Camp Ton-A-Wandah has been a special place over the years for so many for so many reasons! Founded on principles in which to build character of girls from 5 years old to 16, it is a place you return to every summer that smells the same, looks the same and offers the same nature wonderland summer retreat year after year. Some things about Ton-A-Wandah is that it was founded by Captain Billy’s grandmother. Donnie Ballenger Haynes graduated from Converse College in the year 1900. She purchased the 500 acres by the falling water in the 1930’s. This land was originally a fish camp called Lake Falls, on the existing 10-acre lake, which is naturally spring fed. The dining hall and the Lodge were existing buildings. The Lodge was originally a boarding house and where Rhododendron is being the originally the stables. In 1950’s, before the Mohawks, Navajos and Cherokee Tribes, camper groups were separated into the Greenies and Whiteies.
Ernest Bane was the care taker of the property before Donnie purchased our beloved Ton-A-Wandah, and he originally had a rock quarry below the waterfall. The rocks he mined here on site for all the granite steps and rock walls you see around camp. Some of this rock was also used in the construction of the original Hendersonville County Courthouse back in in 1905. The courthouse had been under the architectural design of Englishman Richard Sharp Smith, who came to Asheville to supervise Vanderbilt’s Biltmore House. He later served as the residential architect for Mr. Vanderbilt.

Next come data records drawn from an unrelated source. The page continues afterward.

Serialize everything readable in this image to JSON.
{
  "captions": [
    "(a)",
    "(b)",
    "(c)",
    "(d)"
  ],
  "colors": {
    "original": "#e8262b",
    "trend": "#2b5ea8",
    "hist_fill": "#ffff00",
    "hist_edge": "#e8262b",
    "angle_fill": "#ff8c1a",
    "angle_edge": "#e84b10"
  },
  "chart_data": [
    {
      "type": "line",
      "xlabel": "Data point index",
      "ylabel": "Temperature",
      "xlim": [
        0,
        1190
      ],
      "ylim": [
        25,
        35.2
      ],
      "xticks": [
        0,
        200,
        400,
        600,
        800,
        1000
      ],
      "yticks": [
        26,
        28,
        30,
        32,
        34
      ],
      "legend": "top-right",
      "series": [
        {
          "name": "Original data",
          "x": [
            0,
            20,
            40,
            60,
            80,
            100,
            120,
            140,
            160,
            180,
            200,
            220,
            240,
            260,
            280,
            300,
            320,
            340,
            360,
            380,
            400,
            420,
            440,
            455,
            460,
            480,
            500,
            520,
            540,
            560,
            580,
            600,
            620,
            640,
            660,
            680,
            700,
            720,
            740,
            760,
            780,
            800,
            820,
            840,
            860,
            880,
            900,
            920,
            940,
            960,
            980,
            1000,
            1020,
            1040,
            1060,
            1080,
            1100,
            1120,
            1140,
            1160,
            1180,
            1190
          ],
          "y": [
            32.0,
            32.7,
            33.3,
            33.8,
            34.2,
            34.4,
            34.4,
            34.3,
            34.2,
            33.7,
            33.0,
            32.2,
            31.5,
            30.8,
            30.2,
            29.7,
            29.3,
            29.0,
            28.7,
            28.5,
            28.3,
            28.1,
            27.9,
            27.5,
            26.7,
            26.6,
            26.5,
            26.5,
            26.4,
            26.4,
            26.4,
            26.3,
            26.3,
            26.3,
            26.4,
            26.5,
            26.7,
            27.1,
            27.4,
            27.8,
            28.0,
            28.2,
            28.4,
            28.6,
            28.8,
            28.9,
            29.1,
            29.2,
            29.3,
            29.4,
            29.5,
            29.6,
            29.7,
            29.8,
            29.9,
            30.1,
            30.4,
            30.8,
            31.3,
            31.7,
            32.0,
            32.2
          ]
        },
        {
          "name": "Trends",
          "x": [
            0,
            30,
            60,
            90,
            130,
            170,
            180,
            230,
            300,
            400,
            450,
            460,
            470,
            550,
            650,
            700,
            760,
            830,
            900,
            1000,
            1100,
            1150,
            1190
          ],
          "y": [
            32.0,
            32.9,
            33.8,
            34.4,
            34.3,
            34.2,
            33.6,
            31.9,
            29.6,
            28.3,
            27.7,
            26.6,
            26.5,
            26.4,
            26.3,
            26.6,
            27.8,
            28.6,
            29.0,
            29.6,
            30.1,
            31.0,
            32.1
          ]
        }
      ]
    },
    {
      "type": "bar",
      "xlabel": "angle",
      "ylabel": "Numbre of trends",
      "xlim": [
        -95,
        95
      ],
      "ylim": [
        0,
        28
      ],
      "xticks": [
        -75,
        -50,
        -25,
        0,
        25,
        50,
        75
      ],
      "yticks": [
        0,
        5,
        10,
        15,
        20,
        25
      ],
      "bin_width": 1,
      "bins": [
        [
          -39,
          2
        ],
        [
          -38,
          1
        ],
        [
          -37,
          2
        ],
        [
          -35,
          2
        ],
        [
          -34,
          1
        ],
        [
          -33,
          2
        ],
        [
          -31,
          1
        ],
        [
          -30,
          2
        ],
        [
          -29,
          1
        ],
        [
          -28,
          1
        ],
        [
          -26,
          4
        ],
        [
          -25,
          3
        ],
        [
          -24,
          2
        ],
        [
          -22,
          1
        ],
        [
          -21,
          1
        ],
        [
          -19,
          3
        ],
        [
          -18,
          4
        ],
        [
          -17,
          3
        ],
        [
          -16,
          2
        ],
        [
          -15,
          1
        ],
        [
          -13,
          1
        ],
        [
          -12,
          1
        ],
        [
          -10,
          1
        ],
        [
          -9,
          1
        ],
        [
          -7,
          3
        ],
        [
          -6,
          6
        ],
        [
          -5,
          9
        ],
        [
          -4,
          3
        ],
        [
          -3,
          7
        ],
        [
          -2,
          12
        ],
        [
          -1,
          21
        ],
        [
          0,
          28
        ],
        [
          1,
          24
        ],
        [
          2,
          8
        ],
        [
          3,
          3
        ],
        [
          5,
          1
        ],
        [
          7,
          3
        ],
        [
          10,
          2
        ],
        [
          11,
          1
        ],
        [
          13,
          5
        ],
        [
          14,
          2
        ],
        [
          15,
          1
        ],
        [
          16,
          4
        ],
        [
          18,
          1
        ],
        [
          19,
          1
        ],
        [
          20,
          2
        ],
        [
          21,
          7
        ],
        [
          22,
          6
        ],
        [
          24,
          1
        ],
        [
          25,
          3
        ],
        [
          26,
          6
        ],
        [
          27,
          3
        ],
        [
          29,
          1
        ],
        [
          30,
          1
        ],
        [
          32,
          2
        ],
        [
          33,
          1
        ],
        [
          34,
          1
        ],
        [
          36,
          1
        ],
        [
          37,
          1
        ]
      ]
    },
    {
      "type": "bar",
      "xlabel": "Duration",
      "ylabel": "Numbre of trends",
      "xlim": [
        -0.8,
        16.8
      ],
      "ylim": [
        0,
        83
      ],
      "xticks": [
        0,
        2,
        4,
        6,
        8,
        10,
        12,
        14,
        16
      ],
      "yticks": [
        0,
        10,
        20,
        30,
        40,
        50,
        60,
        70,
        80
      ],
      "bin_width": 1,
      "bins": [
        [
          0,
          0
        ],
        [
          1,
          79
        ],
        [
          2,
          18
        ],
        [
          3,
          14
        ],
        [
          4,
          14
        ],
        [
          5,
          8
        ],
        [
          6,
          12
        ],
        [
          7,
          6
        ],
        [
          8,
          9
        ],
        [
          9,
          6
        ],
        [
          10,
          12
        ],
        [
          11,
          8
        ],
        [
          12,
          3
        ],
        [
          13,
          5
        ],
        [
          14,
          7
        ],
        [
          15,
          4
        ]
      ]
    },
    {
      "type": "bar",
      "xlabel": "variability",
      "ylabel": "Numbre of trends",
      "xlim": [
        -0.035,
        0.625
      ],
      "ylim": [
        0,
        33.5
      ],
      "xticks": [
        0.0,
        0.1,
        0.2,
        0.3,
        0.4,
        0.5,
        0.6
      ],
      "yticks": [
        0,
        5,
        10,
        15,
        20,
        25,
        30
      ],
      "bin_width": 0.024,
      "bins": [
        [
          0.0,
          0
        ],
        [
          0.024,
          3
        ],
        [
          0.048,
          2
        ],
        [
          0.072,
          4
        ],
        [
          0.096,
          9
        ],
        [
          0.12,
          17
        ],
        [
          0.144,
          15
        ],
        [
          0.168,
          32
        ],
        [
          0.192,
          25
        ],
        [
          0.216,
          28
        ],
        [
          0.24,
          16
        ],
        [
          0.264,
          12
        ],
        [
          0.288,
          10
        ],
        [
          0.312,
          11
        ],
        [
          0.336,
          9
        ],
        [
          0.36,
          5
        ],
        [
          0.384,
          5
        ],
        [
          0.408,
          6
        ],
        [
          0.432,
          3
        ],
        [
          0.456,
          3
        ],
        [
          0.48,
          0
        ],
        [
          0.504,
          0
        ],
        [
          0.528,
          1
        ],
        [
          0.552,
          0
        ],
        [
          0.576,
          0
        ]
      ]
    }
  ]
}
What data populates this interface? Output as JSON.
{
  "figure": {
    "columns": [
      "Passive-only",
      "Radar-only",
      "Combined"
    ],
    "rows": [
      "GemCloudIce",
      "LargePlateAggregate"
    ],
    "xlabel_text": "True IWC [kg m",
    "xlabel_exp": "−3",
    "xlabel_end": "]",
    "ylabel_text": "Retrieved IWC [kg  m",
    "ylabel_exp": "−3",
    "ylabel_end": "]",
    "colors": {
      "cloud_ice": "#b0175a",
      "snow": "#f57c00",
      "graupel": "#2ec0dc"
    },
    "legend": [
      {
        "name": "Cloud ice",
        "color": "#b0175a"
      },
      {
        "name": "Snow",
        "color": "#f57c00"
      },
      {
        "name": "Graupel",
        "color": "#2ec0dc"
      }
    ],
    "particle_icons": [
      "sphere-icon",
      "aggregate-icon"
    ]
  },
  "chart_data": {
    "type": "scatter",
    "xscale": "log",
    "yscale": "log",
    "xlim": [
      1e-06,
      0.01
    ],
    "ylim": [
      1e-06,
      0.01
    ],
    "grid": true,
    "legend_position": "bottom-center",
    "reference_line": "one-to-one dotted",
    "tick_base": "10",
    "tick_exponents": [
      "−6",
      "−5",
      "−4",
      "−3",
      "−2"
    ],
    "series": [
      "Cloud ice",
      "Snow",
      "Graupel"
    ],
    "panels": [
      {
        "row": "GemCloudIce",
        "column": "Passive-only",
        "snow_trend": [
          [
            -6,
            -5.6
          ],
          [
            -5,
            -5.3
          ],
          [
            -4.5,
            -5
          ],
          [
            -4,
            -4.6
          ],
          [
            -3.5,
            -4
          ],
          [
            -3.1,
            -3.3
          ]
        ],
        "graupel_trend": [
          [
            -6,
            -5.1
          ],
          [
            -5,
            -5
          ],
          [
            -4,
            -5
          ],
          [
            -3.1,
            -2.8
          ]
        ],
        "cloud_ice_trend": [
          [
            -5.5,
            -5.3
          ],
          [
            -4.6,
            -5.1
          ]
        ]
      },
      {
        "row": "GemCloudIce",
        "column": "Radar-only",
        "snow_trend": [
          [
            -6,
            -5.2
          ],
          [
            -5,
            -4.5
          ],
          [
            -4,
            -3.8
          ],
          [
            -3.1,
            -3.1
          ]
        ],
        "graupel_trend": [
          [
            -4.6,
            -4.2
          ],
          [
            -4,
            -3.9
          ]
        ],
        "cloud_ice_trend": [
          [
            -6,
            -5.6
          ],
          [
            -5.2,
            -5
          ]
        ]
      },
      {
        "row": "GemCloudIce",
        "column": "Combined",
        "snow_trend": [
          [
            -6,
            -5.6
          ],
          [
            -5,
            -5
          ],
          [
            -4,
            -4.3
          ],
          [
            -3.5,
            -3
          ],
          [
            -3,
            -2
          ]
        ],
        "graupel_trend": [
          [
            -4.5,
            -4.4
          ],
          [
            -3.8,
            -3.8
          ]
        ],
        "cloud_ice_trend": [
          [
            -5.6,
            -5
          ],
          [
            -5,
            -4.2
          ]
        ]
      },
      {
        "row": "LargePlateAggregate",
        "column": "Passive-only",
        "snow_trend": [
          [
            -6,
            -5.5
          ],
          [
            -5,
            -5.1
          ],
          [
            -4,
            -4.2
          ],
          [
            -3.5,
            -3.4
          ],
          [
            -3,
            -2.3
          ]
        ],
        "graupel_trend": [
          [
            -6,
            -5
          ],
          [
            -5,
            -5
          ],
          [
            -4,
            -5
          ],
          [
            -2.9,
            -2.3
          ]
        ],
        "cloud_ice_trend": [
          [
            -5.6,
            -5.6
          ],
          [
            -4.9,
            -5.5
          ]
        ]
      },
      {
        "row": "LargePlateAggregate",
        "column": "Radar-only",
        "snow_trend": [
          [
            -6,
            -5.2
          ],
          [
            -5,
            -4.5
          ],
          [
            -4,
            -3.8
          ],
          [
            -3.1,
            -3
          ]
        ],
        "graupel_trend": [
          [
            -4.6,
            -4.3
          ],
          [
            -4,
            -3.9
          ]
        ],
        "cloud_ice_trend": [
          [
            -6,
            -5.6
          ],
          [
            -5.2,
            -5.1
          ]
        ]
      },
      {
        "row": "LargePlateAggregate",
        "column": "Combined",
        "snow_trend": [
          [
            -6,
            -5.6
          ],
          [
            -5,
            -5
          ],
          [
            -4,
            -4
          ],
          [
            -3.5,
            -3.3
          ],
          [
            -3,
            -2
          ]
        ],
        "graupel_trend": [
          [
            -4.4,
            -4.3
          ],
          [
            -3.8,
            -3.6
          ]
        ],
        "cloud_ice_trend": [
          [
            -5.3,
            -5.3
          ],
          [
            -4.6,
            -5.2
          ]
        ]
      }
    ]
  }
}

Donnie ran camp with her oldest son Baxter Haynes, after his return from the Navy, along with two dear hearts, Elmina Wages, known to us as Goofus and Thelma Chambers, Doodle. Donnie retired as Director circa 1956/1957 and Baxter, Goofus and Doodle continued to run Camp until the late 1960’s when Morgan and Meg Haynes stepped in for around 20 years and then Captain Billy and Miss Judy moved to camp in 1989 and have been here ever since!